Here zebra.txt has no properties or tags.

$ attr -l zebra.txt

base.state: closed
base.archivalState: live
base.id: file-xxxx

Add a property named family with value mammal

$ attr -s prop.family -V mammal zebra.txt

Add a tag africa

$ attr -s tag.africa -V XXX zebra.txt

Remove the family property:

$ attr -r prop.family zebra.txt

You cannot modify base.* attributes, these are read-only. Setting and deleting xattrs can be done only for files that are closed on the platform.

macOS

For OSX you will need to install macFUSE. Note that Your Milage May Vary (YMMV) on this platform, we are mostly focused on Linux.
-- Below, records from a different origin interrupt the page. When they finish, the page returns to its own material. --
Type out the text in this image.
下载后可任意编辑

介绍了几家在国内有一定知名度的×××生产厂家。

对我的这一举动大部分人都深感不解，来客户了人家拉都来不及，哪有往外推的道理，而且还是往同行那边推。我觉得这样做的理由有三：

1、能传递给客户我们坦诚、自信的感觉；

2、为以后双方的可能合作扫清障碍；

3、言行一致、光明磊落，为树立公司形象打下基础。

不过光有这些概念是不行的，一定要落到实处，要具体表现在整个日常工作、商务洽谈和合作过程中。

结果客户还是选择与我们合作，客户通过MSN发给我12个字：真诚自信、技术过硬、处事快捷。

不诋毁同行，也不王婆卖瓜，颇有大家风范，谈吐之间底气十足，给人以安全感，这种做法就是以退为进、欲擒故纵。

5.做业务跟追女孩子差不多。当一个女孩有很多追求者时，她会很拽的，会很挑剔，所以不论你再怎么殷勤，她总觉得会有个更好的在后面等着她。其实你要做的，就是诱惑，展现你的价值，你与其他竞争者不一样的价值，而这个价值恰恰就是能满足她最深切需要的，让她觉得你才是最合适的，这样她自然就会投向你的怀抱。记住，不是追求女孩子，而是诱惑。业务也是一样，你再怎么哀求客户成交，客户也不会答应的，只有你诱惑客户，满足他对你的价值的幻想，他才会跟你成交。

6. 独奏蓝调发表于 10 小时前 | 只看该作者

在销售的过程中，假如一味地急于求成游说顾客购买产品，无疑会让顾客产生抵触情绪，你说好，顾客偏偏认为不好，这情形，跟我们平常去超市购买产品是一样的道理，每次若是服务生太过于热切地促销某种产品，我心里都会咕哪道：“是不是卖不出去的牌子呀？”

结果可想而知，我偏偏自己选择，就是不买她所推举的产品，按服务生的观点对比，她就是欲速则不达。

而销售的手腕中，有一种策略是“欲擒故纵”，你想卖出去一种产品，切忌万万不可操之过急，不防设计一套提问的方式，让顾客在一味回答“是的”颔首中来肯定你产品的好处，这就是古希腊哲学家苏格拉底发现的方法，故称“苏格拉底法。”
Feaures such as kernel read-ahead, pagecache, mmap, and PID tracking may not work on macOS.

mmap

dxfuse supports shared read-only mmap for remote files. This is only possible with FUSE when both the kernel pagecache and kernel readahead options are both enabled for the FUSE mount, which may have other side effects of increased memory usage (pagecache) and more remote read requests (readahead).

>>> import mmap
>>> fd = open('MNT/dxfuse_test_data/README.md', 'r')
mmap.mmap(fd.fileno(), 0, flags=mmap.MAP_SHARED, prot=mmap.PROT_READ)
<mmap.mmap object at 0x7f9cadd87770>

Common problems

If a project appears empty, or is missing files, it could be that the dnanexus token does not have permissions for it. Try to see if you can do dx ls YOUR_PROJECT:.

There is no natural match for DNAnexus applets and workflows, so they are presented as block devices. They do not behave like block devices, but the shell colors them differently from files and directories.